WADA’s mixed composition, however, as a private Swiss foundation (half intergovernmental and half consisting of volunteer sports organizations) cannot give the Code a legally binding status; in the same way, the Olympic Movement Anti-Doping Code was created by a non-governmental organization whose rules apply only to Olympic disciplines. Other national, regional or international texts concerning the fight against doping also lack the universal, intergovernmental and legally binding scope. Hence the necessity, according to the experts, for an international convention against doping in sport, on which UNESCO’s General Conference will decide in the days to come.

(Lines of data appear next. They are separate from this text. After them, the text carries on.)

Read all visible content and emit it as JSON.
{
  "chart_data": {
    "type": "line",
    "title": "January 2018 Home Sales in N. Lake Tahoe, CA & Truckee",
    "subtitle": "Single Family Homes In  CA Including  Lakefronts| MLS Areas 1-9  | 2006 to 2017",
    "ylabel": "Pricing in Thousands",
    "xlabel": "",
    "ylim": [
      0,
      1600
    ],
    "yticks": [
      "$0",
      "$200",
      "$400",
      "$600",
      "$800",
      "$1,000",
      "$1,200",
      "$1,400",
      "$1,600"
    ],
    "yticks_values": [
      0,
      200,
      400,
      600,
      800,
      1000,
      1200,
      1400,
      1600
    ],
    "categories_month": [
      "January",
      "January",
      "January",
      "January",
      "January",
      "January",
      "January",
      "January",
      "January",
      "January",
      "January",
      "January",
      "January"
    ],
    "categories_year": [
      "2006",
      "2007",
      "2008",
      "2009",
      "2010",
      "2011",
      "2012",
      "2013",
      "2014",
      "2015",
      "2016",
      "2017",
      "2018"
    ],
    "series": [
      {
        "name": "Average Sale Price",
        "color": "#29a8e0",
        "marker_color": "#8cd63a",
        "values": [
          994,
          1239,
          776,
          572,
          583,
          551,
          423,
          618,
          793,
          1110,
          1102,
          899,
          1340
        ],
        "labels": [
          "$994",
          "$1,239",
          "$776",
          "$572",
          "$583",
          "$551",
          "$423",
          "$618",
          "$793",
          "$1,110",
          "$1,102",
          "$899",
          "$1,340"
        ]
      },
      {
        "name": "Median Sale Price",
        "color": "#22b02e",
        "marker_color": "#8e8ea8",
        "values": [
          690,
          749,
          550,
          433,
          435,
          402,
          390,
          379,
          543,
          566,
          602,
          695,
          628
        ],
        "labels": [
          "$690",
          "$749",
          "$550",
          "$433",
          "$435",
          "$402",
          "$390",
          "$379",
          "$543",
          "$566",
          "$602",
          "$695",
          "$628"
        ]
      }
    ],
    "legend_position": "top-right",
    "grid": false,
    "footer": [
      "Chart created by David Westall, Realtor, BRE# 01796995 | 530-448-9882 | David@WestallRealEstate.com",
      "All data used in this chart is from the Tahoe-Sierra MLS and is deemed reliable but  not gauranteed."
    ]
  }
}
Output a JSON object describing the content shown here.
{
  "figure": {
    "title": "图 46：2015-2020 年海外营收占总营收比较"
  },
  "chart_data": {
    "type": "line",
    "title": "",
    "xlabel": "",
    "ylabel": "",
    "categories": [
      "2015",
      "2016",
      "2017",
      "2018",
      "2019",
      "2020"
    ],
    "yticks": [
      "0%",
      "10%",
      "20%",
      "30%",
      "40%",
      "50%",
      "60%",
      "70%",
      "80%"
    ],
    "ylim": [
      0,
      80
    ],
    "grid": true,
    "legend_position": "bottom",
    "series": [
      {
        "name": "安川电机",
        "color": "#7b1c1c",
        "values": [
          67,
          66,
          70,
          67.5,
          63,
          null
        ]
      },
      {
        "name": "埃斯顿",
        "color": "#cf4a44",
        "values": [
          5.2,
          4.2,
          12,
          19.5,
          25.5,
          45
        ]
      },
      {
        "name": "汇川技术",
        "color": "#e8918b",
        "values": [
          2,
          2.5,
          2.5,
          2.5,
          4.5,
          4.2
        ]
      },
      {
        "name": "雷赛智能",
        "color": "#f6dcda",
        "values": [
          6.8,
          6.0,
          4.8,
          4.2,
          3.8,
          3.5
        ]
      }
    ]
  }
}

“More than a punitive instrument, this convention should emphasize the importance of public information and education – especially for young people - on the physical and ethical risks of using dope in sport,” says Koïchiro Matsuura, for whom “doping is one of the greatest dangers menacing, perverting and discrediting sport, which remains, for most people an irreplaceable source of self-improvement, and a fine school of good human relationships.”
During its 32nd session, UNESCO’s General Conference will also decide on the proclamation of an International Year for Physical Education and Sport.